Roles of each Founder
- Ronik Patel- E-Commerce and Branding
- Keval Patel- Modern trade and HoReCa
- Ankit Patel- Procurement, production, and logistics
- Priyank Patel- CEO and general trade, exports, and overall management
Makino Shark Tank India
They had asked for ₹2 crores for 2% equity at ₹100 crores valuation.
Sales
- 2021-2022 sales- ₹18.84 crores
- April to August 2022- ₹12 crores
- August 2022- ₹2.65 crores
10 % of their total sales come from export.
Net Sales split:
- 60% COGS
- 13% sales team cost
- 2% traveling expense
- 13% transportation costs
- 10-12% marketing
At this point, they were breaking even. Aman asked them why are they not making a profit and the reply was that they have major expenses in setting distribution and sales team.
Makino needed sharks’ help to set up a distribution network and for branding.
Anupam Mittal loved them and had faith that they will do something big, but he does not invest in companies that make claims about health and could be addictive for kids, so he was out.
Namita Tahpar had already invested in another snacks brand so she pulled out.
Aman Gupta suggested they should cover India properly before focusing on exports and he also had problems with valuation.
Vineeta Singh and Peyush Bansal had an offer but at ₹36 crores valuation, to which the founders replied that they have already invested ₹42 crores in total from loans and their pocket.
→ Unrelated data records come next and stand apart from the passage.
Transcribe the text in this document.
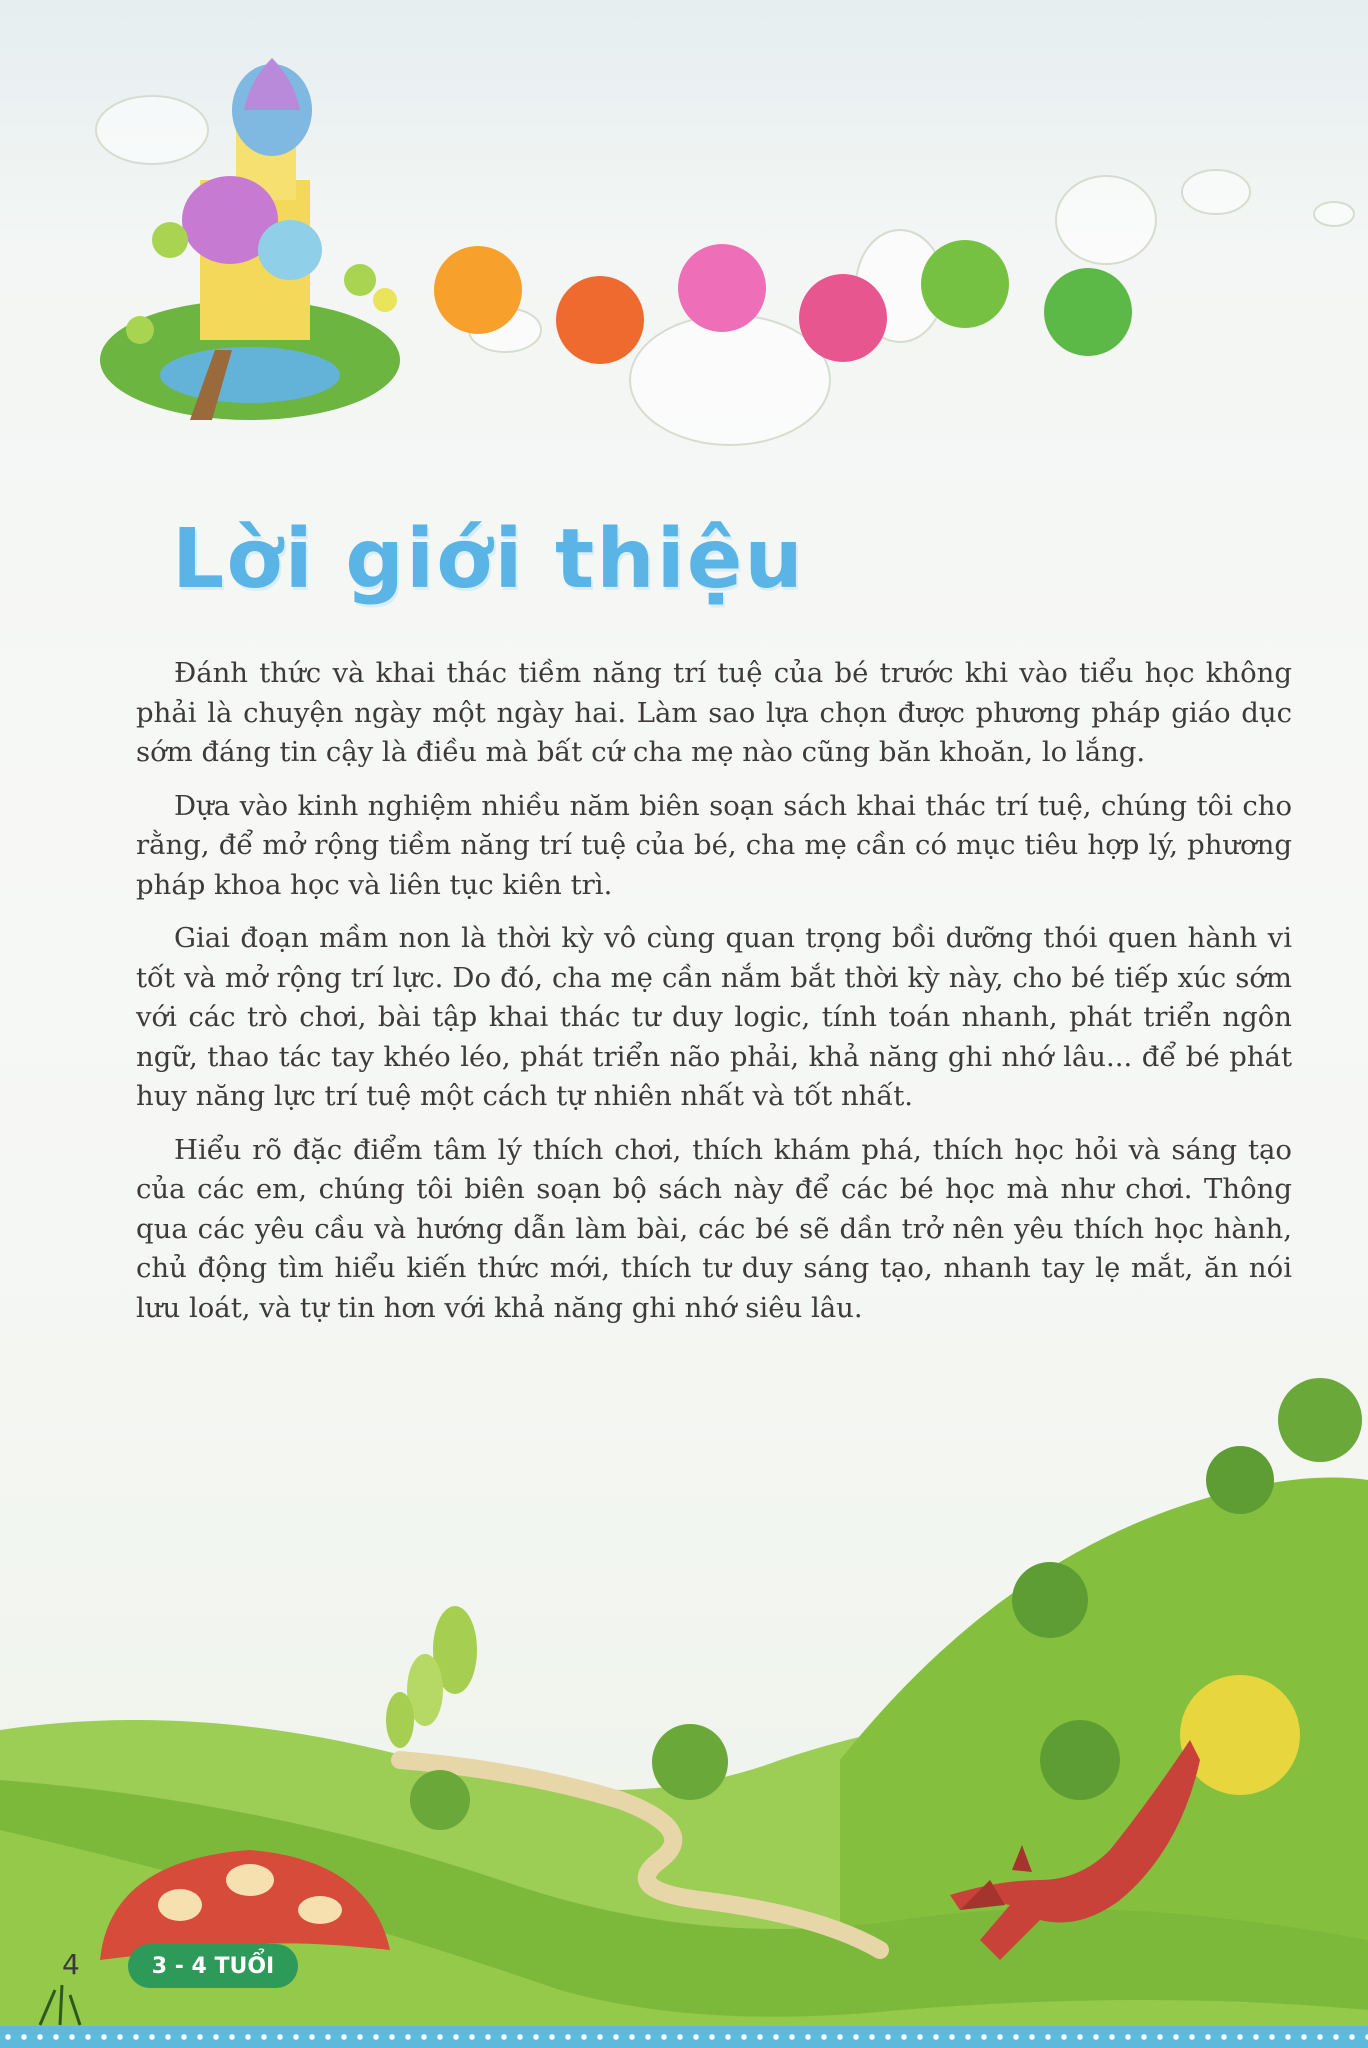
Lời giới thiệu

Đánh thức và khai thác tiềm năng trí tuệ của bé trước khi vào tiểu học không phải là chuyện ngày một ngày hai. Làm sao lựa chọn được phương pháp giáo dục sớm đáng tin cậy là điều mà bất cứ cha mẹ nào cũng băn khoăn, lo lắng.

Dựa vào kinh nghiệm nhiều năm biên soạn sách khai thác trí tuệ, chúng tôi cho rằng, để mở rộng tiềm năng trí tuệ của bé, cha mẹ cần có mục tiêu hợp lý, phương pháp khoa học và liên tục kiên trì.

Giai đoạn mầm non là thời kỳ vô cùng quan trọng bồi dưỡng thói quen hành vi tốt và mở rộng trí lực. Do đó, cha mẹ cần nắm bắt thời kỳ này, cho bé tiếp xúc sớm với các trò chơi, bài tập khai thác tư duy logic, tính toán nhanh, phát triển ngôn ngữ, thao tác tay khéo léo, phát triển não phải, khả năng ghi nhớ lâu... để bé phát huy năng lực trí tuệ một cách tự nhiên nhất và tốt nhất.

Hiểu rõ đặc điểm tâm lý thích chơi, thích khám phá, thích học hỏi và sáng tạo của các em, chúng tôi biên soạn bộ sách này để các bé học mà như chơi. Thông qua các yêu cầu và hướng dẫn làm bài, các bé sẽ dần trở nên yêu thích học hành, chủ động tìm hiểu kiến thức mới, thích tư duy sáng tạo, nhanh tay lẹ mắt, ăn nói lưu loát, và tự tin hơn với khả năng ghi nhớ siêu lâu.

4	3 - 4 TUỔI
This Vineeta saw as a red flag and both Peyush and Vineeta lost interest in giving an offer.
Where Can You Find Them
Website | Instagram | Facebook | LinkedIn
Concluding Remarks
I would Like to conclude this blog with some of the strategies that Makino has deployed to build their business, you too can use them for growing your business.
- Competitive moat
The machines used to make Nachos need a lot of capital investment which acts as an entry barrier for potential competitors.
- Product Differentiation
In order to differentiate itself from its competitors, they have launched more flavors and varieties in Nachos.
- Unique product
They also sell corn twists which is a new and unique product.